Massacre at Cholula
Part 4 of the Spanish Invasion

Twenty miles south of Tlaxcala is the ancient religious center of Cholula. For more than a thousand years pilgrims had been coming here from as far away as Guatemala. Quetzalcatl, the plumed serpent, was the major deity worshipped here, but there were temples for other gods as well. In fact, Cholula was said to have a pyramid for every day of the year.

At the time of the conquest, Cholula was under Aztec dominion. They probably expected and received instructions about how to deal with the intruders. After an exchange of emissaries, the Spaniards marched on Cholula with 1000 of their new Tlaxcalan allies.

The official version, as presented by Cortés and Díaz and accepted by many later commentators, is that the Aztecs ordered the Cholulans to prepare a trap.
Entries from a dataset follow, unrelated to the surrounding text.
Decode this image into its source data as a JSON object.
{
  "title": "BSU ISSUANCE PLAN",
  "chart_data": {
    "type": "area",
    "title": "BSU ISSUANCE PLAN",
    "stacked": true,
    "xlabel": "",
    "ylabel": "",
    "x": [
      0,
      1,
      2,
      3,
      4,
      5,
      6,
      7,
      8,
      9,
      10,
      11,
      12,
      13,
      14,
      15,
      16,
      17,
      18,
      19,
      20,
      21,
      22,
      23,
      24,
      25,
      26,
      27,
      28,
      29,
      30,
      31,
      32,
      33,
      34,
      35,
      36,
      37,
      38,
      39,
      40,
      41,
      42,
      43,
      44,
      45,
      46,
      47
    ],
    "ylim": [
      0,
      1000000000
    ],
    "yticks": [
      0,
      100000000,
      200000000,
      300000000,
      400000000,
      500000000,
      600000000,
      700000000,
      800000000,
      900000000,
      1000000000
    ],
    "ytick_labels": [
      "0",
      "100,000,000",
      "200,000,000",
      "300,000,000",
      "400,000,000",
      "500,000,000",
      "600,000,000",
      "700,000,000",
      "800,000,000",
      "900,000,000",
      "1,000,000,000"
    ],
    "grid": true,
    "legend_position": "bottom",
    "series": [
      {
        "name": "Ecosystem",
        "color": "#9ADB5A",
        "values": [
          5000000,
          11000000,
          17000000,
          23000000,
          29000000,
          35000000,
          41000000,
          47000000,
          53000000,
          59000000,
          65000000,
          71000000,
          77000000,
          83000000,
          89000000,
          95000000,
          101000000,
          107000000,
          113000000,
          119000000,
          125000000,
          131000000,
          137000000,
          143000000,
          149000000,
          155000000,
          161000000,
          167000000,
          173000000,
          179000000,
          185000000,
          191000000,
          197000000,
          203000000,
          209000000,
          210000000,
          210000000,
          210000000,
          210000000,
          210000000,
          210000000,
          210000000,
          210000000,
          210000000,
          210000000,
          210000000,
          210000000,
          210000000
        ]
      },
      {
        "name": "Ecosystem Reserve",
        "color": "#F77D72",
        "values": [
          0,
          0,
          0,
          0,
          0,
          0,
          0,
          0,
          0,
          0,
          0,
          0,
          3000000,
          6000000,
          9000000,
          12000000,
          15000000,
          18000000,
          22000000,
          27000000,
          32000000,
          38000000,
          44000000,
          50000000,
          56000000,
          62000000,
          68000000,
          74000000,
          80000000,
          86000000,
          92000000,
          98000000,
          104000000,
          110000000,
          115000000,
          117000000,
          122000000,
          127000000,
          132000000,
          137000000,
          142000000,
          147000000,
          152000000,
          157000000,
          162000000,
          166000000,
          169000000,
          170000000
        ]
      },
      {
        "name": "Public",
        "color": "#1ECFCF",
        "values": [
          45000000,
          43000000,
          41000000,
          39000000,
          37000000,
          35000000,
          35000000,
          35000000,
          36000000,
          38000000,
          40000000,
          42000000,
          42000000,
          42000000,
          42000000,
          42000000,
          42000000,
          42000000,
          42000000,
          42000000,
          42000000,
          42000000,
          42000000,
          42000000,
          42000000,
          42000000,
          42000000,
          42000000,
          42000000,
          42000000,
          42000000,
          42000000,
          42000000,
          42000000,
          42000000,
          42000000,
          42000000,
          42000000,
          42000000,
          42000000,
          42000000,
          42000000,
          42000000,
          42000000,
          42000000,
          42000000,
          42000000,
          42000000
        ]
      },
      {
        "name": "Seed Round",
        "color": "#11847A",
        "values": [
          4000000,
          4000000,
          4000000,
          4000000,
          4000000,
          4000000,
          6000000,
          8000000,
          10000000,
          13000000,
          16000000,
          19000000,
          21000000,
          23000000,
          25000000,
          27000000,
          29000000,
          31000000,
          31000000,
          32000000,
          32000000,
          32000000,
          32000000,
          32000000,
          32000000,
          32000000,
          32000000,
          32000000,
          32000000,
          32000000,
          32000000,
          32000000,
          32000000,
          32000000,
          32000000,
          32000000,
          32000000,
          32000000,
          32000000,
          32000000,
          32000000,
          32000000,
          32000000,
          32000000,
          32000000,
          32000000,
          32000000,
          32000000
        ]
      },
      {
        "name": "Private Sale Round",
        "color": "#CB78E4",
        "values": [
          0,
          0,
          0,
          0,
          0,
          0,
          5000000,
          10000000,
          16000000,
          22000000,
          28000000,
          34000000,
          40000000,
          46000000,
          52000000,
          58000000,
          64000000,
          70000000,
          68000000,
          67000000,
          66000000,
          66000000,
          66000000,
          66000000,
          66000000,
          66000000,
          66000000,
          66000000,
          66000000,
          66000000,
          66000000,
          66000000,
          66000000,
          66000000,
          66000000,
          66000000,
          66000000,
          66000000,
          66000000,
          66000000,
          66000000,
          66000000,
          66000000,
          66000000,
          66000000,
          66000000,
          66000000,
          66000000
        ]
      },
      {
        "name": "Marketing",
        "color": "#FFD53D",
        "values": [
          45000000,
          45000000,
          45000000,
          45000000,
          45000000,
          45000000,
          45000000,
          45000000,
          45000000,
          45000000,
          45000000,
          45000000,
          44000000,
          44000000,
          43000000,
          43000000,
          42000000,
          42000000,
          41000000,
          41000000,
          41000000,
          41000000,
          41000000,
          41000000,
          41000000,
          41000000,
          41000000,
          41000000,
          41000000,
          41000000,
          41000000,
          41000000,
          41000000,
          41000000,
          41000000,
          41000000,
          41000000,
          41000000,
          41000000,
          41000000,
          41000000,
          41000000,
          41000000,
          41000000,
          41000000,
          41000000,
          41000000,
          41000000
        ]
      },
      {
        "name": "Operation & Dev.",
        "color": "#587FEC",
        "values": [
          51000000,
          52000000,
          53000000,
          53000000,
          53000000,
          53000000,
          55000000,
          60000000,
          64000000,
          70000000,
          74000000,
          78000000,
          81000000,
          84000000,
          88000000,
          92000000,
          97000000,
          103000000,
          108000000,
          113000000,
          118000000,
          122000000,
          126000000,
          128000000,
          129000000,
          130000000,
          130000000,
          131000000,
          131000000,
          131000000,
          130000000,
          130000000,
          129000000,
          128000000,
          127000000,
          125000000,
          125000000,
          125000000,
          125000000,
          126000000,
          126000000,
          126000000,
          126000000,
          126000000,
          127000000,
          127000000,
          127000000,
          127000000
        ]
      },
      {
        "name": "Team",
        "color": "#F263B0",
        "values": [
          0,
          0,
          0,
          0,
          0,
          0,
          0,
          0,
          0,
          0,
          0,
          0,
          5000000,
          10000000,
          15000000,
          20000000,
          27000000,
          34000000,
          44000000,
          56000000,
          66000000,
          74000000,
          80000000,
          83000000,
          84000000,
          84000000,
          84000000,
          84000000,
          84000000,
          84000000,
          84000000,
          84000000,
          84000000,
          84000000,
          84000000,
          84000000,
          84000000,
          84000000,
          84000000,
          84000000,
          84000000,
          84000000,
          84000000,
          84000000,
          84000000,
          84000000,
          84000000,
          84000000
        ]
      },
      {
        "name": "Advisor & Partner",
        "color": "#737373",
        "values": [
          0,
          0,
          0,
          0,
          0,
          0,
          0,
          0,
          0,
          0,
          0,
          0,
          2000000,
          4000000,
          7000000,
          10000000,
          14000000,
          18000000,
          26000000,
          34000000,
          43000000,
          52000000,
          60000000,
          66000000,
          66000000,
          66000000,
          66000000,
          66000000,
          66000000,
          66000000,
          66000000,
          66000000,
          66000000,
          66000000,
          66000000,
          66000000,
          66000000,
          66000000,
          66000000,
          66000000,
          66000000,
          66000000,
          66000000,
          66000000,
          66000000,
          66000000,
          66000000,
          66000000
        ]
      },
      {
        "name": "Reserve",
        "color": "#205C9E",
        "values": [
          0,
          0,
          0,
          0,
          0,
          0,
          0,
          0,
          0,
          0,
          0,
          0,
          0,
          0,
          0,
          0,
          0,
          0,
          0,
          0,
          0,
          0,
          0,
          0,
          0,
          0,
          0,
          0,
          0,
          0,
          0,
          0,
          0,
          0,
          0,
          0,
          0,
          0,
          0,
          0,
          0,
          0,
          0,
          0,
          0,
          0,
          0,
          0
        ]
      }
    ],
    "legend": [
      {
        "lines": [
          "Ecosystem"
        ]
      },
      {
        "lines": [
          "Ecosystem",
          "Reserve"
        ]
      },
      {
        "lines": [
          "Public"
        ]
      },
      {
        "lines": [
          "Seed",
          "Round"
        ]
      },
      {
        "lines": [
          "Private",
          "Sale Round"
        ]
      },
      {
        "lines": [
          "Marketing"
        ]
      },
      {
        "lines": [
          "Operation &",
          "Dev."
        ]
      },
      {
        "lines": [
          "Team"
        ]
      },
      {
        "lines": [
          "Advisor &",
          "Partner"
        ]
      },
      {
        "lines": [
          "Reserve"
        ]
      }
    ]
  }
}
The conquistadors were housed in a palace in the town. They were fed and treated well on the first day, but after a couple of days the food stopped coming. A Cholulan woman told La Malinche that the Spaniards were to be murdered the next day, and that she should escape and save herself. Instead, she told Cortés. The next day, convinced that they were slated to be the victims of a treacherous (from their point of view) betrayal, the Spaniards turned the tables on the Cholulans and massacred about ten per cent of the city's population.

Tepanapa Pyramid
When I saw the discord and animosity between these two peoples I was not a little pleased, for it seemed to further my purpose considerably; consequently I might have the opportunity of subduing them more quickly, for as the saying goes, “divided they fall”...And I remember that one of the Gospels says, “Omne regnum....” So I maneuvered one against the other and thanked each side for their warnings and told each that I held his friendship to be of more worth than the other’s.